The Wall Street Journal: ObamaCare's Eroding Support
The Washington refrain is that Wednesday night's House votes delaying ObamaCare mandates were a pointless dead end, but the White House shouldn't be too confident. Opposition to more of the Affordable Care Act is becoming bipartisan. The first measure, which sailed through 264 to 161 with 35 Democrats in favor, codified President Obama's decision to suspend the Affordable Care Act's employer mandate to extend insurance benefits to workers or else pay a penalty. The White House lacks the legal authority to delay the mandate by fiat, so the vote was a vindication of the rule of law (7/18).

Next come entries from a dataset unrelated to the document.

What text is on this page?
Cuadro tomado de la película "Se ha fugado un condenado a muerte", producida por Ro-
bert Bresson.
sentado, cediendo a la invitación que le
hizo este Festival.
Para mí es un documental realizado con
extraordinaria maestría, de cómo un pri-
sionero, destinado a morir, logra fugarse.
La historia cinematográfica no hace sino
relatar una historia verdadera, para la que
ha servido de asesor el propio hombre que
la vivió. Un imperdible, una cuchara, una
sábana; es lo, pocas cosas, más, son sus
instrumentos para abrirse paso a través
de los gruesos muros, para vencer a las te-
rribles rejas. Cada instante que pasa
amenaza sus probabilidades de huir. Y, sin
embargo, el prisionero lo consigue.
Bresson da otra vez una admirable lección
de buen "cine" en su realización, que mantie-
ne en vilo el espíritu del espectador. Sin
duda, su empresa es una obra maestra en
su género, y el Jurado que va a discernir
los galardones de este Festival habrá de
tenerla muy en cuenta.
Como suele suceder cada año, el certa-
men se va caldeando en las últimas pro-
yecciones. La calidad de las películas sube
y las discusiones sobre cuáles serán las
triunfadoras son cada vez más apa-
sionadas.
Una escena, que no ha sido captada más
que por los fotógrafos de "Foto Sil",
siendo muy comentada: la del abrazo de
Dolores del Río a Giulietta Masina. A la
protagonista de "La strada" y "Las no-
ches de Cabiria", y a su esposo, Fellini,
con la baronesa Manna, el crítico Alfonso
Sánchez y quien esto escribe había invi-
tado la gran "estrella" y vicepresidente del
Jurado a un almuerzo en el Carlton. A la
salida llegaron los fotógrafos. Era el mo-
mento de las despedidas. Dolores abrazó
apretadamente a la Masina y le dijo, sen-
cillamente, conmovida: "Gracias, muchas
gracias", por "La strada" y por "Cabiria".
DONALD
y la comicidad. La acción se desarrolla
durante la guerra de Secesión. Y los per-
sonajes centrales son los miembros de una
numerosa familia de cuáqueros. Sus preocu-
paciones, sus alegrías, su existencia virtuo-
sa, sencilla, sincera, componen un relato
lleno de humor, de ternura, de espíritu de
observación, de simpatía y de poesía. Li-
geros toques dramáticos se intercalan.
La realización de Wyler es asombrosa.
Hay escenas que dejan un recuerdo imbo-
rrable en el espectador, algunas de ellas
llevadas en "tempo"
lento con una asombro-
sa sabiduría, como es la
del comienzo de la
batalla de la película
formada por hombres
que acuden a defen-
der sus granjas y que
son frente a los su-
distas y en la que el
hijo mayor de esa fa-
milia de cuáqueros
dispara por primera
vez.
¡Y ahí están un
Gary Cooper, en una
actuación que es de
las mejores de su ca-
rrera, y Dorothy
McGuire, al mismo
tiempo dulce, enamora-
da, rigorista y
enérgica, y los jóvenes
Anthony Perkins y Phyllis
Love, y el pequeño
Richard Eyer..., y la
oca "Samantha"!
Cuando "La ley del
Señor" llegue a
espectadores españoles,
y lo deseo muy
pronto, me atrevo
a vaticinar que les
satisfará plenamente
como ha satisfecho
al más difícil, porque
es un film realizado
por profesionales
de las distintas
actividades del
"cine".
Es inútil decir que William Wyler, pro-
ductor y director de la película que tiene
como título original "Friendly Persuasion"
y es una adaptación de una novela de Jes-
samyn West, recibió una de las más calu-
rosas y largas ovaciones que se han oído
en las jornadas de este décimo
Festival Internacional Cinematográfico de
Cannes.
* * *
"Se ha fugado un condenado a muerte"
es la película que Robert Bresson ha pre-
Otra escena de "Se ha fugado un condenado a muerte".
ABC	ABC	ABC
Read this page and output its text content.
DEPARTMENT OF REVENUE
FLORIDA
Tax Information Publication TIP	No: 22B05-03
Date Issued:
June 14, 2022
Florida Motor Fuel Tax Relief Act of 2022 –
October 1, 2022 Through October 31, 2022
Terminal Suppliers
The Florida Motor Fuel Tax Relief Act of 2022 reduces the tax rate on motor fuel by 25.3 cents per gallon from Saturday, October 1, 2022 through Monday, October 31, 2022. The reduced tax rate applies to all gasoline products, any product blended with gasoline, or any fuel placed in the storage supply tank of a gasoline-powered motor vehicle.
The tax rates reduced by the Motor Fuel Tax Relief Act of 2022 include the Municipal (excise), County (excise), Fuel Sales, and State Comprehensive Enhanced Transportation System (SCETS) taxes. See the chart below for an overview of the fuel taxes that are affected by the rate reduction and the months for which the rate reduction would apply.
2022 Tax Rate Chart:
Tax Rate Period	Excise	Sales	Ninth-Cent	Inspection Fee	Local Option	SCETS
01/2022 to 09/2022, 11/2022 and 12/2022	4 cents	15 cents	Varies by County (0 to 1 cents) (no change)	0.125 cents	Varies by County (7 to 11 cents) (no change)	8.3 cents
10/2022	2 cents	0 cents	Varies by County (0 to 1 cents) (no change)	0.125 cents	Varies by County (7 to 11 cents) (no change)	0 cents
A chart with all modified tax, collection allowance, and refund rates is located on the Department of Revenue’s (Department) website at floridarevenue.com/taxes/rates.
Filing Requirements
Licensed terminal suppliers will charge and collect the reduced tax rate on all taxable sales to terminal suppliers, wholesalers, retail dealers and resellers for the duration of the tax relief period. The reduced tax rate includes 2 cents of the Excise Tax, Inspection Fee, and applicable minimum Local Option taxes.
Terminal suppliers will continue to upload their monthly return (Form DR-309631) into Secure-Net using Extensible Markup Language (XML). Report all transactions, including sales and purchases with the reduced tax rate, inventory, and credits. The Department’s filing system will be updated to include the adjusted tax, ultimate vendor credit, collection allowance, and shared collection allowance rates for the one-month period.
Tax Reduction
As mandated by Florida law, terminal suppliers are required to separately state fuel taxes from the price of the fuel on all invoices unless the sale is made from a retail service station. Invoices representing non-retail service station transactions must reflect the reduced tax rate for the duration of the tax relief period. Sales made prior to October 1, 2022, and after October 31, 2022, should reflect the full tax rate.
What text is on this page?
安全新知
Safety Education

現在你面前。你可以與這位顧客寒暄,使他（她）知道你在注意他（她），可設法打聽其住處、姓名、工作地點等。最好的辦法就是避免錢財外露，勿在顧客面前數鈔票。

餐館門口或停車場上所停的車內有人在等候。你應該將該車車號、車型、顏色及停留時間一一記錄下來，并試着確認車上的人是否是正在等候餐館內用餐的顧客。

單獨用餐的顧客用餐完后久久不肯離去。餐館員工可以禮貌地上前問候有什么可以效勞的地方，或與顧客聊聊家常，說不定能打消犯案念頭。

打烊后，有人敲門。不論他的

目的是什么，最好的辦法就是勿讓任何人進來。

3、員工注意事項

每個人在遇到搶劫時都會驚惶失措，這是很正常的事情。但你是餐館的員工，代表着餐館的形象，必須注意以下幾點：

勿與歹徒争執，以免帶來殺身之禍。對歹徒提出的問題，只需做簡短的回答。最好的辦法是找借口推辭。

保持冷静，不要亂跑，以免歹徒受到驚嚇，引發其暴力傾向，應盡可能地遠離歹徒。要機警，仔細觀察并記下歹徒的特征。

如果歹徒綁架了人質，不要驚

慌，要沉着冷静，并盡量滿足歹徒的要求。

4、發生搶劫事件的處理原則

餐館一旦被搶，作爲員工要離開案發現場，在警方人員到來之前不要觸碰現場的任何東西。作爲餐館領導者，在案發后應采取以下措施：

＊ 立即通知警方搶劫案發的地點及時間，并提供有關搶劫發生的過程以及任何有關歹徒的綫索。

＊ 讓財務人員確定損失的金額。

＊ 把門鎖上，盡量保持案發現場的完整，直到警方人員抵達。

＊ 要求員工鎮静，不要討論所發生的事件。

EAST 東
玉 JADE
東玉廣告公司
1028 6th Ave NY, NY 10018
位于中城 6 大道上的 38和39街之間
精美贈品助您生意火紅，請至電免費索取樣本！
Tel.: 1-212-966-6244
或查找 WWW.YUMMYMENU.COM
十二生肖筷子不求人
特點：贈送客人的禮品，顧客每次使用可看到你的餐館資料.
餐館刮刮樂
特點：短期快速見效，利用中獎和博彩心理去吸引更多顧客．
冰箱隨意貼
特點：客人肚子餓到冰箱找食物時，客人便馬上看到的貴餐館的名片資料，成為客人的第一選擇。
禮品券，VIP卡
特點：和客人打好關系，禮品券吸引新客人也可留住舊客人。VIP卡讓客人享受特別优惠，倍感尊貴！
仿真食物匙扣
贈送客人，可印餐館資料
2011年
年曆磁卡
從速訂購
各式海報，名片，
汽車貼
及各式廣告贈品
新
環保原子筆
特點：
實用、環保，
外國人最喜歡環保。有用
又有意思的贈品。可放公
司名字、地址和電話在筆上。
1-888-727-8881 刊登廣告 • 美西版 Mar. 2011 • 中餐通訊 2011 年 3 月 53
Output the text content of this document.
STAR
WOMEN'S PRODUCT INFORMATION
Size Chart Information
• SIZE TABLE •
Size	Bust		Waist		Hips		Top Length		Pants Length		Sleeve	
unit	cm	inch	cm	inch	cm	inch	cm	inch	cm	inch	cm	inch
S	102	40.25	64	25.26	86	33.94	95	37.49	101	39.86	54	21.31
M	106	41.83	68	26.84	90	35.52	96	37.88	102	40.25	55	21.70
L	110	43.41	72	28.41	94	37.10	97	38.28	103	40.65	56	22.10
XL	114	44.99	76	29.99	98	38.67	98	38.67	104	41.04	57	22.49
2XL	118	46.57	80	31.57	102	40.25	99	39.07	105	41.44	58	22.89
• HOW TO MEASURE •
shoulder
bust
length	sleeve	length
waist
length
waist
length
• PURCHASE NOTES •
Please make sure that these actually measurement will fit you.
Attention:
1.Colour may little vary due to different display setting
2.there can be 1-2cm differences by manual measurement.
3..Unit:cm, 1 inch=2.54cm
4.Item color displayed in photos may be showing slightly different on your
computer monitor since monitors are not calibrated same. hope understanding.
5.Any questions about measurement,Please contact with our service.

The New York Times: Economix: What Makes U.S. Health Insurance Exchanges So Complicated
Americans insist on choice and pluralism among insurance products, enabling them to find coverage they believe will fit their personal needs. That choice, desirable though it may be, comes at a stiff price, with two dimensions. First, it adds considerably to monetary outlays on administrative functions, which in the United States run about twice per capita what they are in other countries. And to make careful and responsible choices takes a great deal of a person’s time (Uwe E. Reinhardt, 7/19).

Fox News: 5 Problems With The President's Spin On ObamaCare
President Obama claimed that consumers in states such as Maryland received a windfall as a result of refunds issued by insurance companies who failed to meet the requirements. These requirements tried to enforce insurance companies to spend at least 80 cents on every dollar towards medical care and not administrative costs. If, in fact, the Affordable Care Act was working the way the President claims, insurance companies should be staying above the 80 percent threshold, and not providing refunds (Dr. Sreedhar Potarazu, 7/18).